OMIBench is the first benchmark specifically designed for multi-image Olympic-level reasoning, covering four major domains: biology, chemistry, mathematics, and physics, with over 1000 questions. Even the strongest model, Gemini-3-Pro, achieves an accuracy of only about 50%, revealing significant limitations of current large vision-language models (LVLMs) in cross-image reasoning. This benchmark was jointly developed by multiple universities, filling the gap in existing multimodal Olympic benchmarks limited to single-image settings.

## Evolution and Challenges of Multimodal Reasoning

In recent years, LVLMs have made significant progress in Olympic-level reasoning tasks, with Chain-of-Thought (CoT) prompting technology promoting the integration of visual cues and textual information. However, most existing multimodal Olympic benchmarks are limited to single-image problems, while real-world scenarios often rely on multiple related diagrams requiring cross-image and cross-modal reasoning—this is the core challenge at present.

## Design and Core Features of OMIBench

OMIBench was jointly developed by institutions including Harbin Institute of Technology and Central South University, and is the first multi-image Olympic reasoning benchmark. It contains over 1000 questions, with an average of 3.07 images per question, accompanied by manually annotated reasoning paths and answers. Core features:
1. Requirement for multi-image information integration;
2. Manual annotation of reasoning paths;
3. Dual evaluation of precision and semantics;
4. Coverage of four major scientific domains.

## Experimental Results and Model Capability Boundaries

Evaluation of state-of-the-art LVLMs shows: Gemini-3-Pro has an accuracy of about 50%, and no model exceeds 51% accuracy; performance drops by 15% compared to single-image benchmarks, and by more than 20% compared to existing multi-image benchmarks. Error analysis identifies three failure modes: visual perception failure, cross-image association failure, and cross-modal logic integration failure.
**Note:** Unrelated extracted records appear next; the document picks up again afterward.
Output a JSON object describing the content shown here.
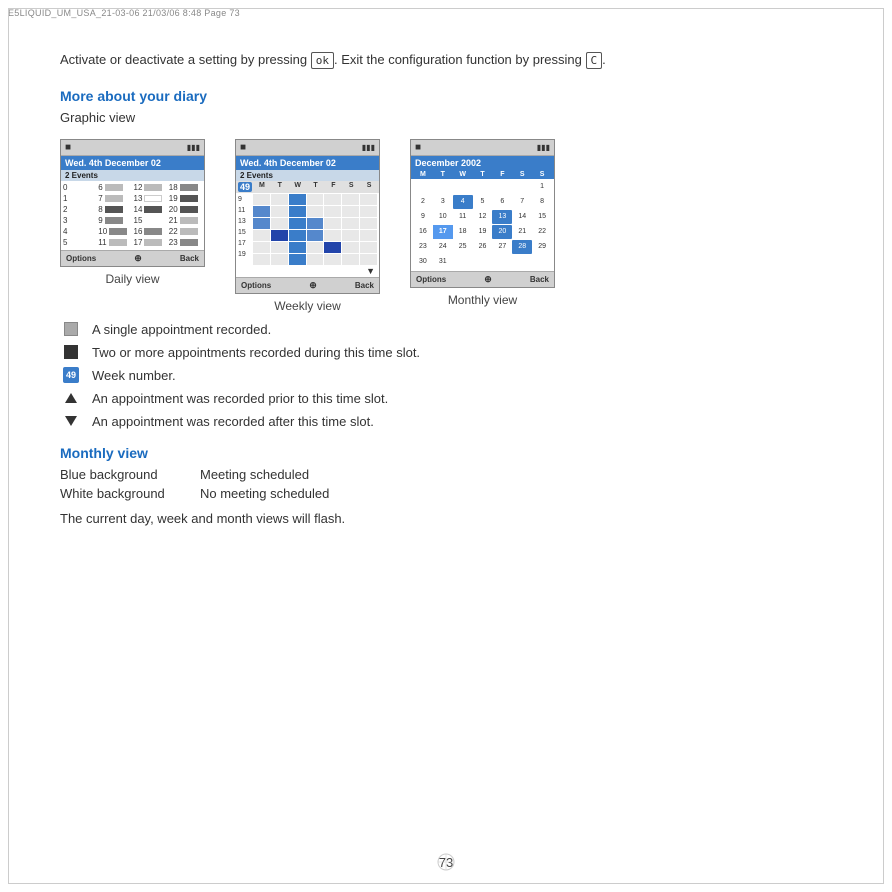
{
  "header": {
    "text": "E5LIQUID_UM_USA_21-03-06   21/03/06   8:48   Page 73"
  },
  "intro": {
    "text_before_ok": "Activate or deactivate a setting by pressing",
    "ok_key": "ok",
    "text_after_ok": ". Exit the configuration function by pressing",
    "c_key": "C",
    "text_end": "."
  },
  "section1": {
    "heading": "More about your diary",
    "subsection": "Graphic view"
  },
  "screens": {
    "daily": {
      "status_icon": "■",
      "signal": "▌▌▌",
      "date": "Wed. 4th December 02",
      "events": "2 Events",
      "caption": "Daily view",
      "bottom_left": "Options",
      "bottom_right": "Back"
    },
    "weekly": {
      "status_icon": "■",
      "signal": "▌▌▌",
      "date": "Wed. 4th December 02",
      "events": "2 Events",
      "week_number": "49",
      "days": [
        "M",
        "T",
        "W",
        "T",
        "F",
        "S",
        "S"
      ],
      "hours": [
        "9",
        "11",
        "13",
        "15",
        "17",
        "19"
      ],
      "caption": "Weekly view",
      "bottom_left": "Options",
      "bottom_right": "Back"
    },
    "monthly": {
      "status_icon": "■",
      "signal": "▌▌▌",
      "month_title": "December 2002",
      "days": [
        "M",
        "T",
        "W",
        "T",
        "F",
        "S",
        "S"
      ],
      "weeks": [
        [
          "",
          "",
          "",
          "",
          "",
          "",
          "1"
        ],
        [
          "2",
          "3",
          "4",
          "5",
          "6",
          "7",
          "8"
        ],
        [
          "9",
          "10",
          "11",
          "12",
          "13",
          "14",
          "15"
        ],
        [
          "16",
          "17",
          "18",
          "19",
          "20",
          "21",
          "22"
        ],
        [
          "23",
          "24",
          "25",
          "26",
          "27",
          "28",
          "29"
        ],
        [
          "30",
          "31",
          "",
          "",
          "",
          "",
          ""
        ]
      ],
      "meeting_days": [
        "4",
        "13",
        "20",
        "28"
      ],
      "caption": "Monthly view",
      "bottom_left": "Options",
      "bottom_right": "Back"
    }
  },
  "legend": {
    "items": [
      {
        "icon_type": "sq-light",
        "text": "A single appointment recorded."
      },
      {
        "icon_type": "sq-dark",
        "text": "Two or more appointments recorded during this time slot."
      },
      {
        "icon_type": "circle-49",
        "text": "Week number."
      },
      {
        "icon_type": "arrow-up",
        "text": "An appointment was recorded prior to this time slot."
      },
      {
        "icon_type": "arrow-down",
        "text": "An appointment was recorded after this time slot."
      }
    ]
  },
  "monthly_section": {
    "heading": "Monthly view",
    "rows": [
      {
        "label": "Blue background",
        "value": "Meeting scheduled"
      },
      {
        "label": "White background",
        "value": "No meeting scheduled"
      }
    ],
    "note": "The current day, week and month views will flash."
  },
  "page_number": "73"
}
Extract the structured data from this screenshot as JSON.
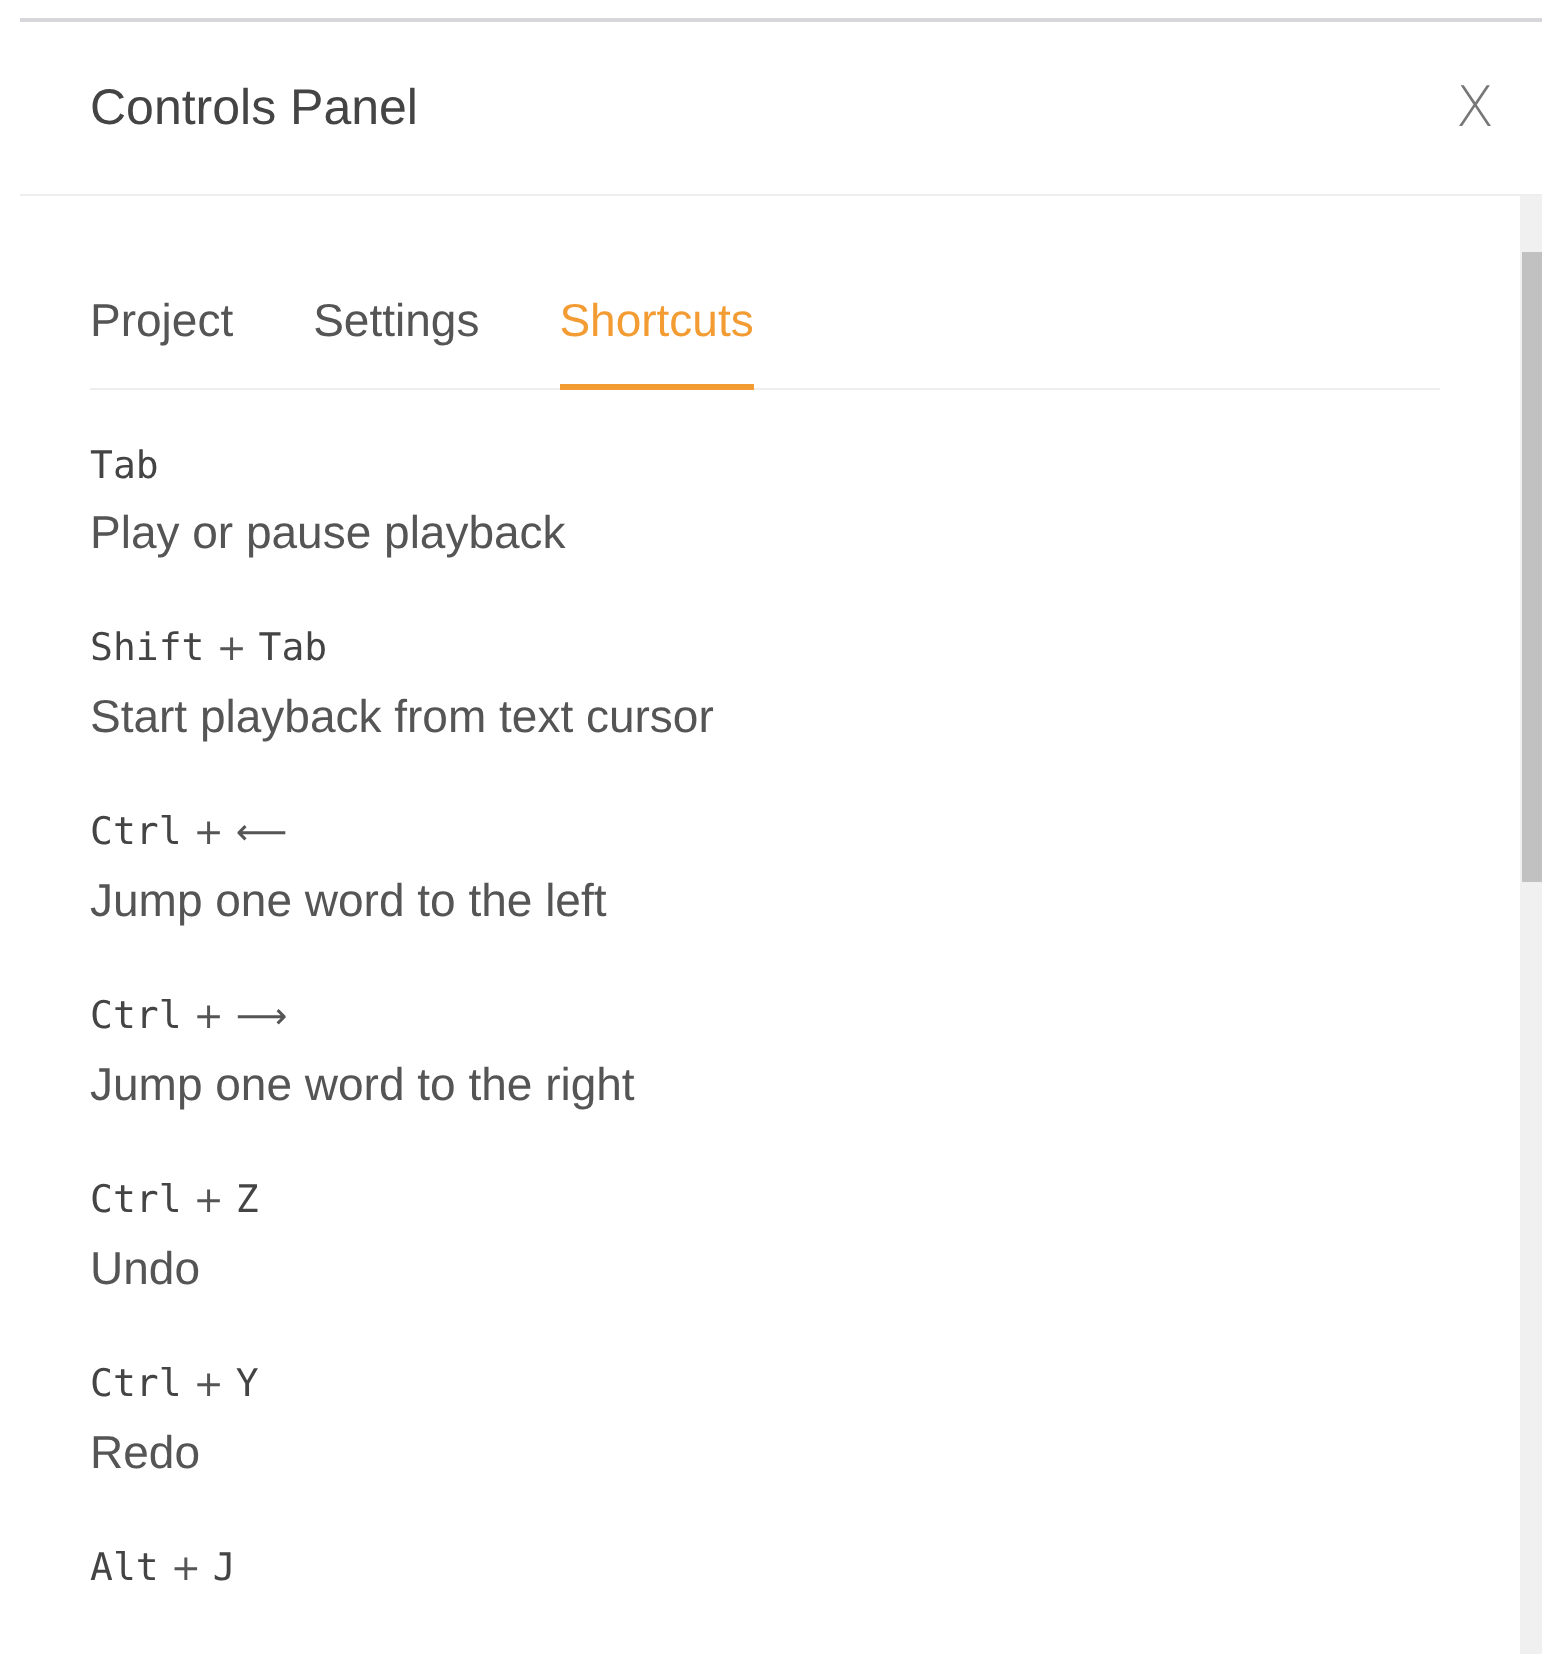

## Exploration of Improvement Strategies and Their Limitations

Various enhancement strategies were evaluated: Long CoT has limited gains; test-time expansion (parallel/sequential) leads to consistent but limited improvements; ICL improves performance but with diminishing returns; Think-with-Image has almost no gain or even degrades performance; parameter expansion has little effect. This indicates that architectural innovation is needed instead of mere scale expansion.

## Implications for the Research Community and Resource Access

Significance of OMIBench:
1. Provides a standardized multi-image reasoning evaluation tool;
2. Highlights the insufficiency of current technical paths, requiring new architectures/training paradigms;
3. Manual reasoning paths facilitate interpretability research. Resources: Paper (arXiv:2604.20806), dataset (HuggingFace), code repository (GitHub), and unofficial implementation scaffolding.

## Conclusion: Challenges and Opportunities in Multi-Image Reasoning

OMIBench marks a new stage in multimodal reasoning evaluation, revealing the limitations of LVLMs in multi-image complex reasoning. For developers, it is both a challenge and an improvement target, pointing the way for the design of next-generation multimodal architectures. We look forward to the community breaking through multi-image reasoning capabilities.